Sonya Savage also says it's critical the government push back constantly against what it sees as false narratives that cast Alberta’s wellspring industry in a negative light.

“Not everybody is going to agree with every single tactic of the Canadian Energy Centre. I don’t either,” Savage told a committee examining the Energy Department's budget on Tuesday.

“But I did find that the comments that I’ve heard in that cartoon were quite offensive. And the comments have to be countered somewhere.

“And there’s no question whatsoever that we have to find a way to counter the kinds of campaigns and the kind of narrative and the significant misinformation that is targeted at our energy sector.”

Savage was referring to a petition campaign recently launched by the energy centre, informally called the war room, against the animated movie “Bigfoot Family," which can be viewed on the streaming giant Netflix.

The film features talking animals and a domesticated Bigfoot character battling an oil magnate who is seeking to blow up an Alaskan wildlife preserve to gain easier access to petroleum.

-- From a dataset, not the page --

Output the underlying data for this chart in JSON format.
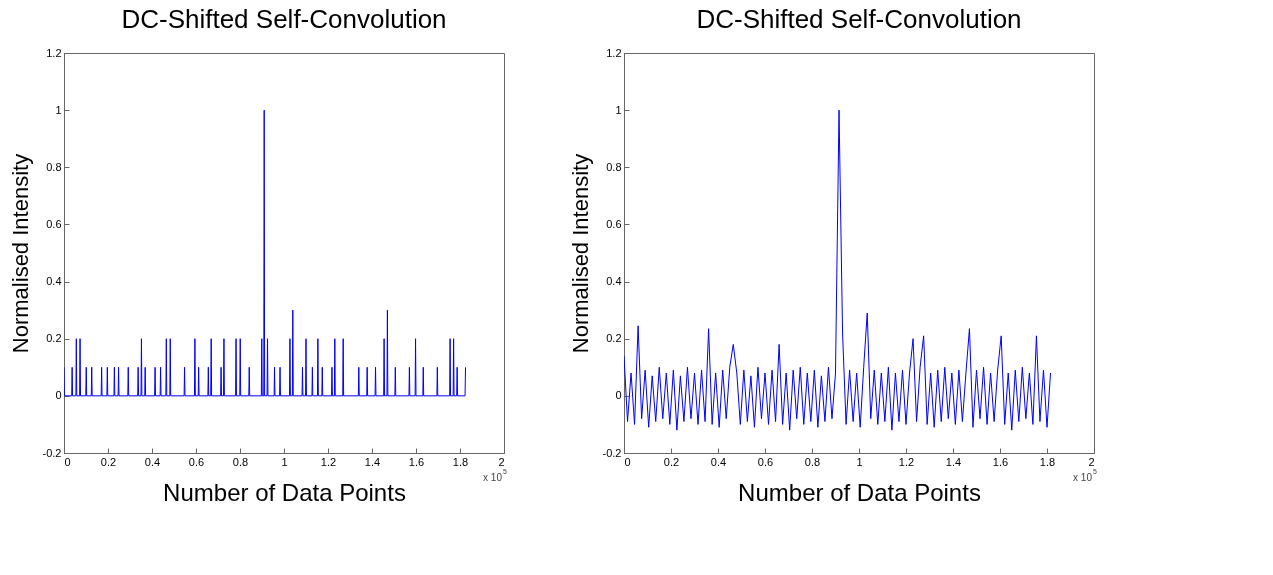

The war room is urging followers to send Netflix messages that say the movie is “brainwashing our kids with anti-oil and gas propaganda.”

The energy centre was started in late 2019 to fulfil a campaign promise by Premier Jason Kenney to challenge what he called misleading and inaccurate statements designed to put the energy sector in a critical light and thereby buttress public support against megaprojects such as pipelines.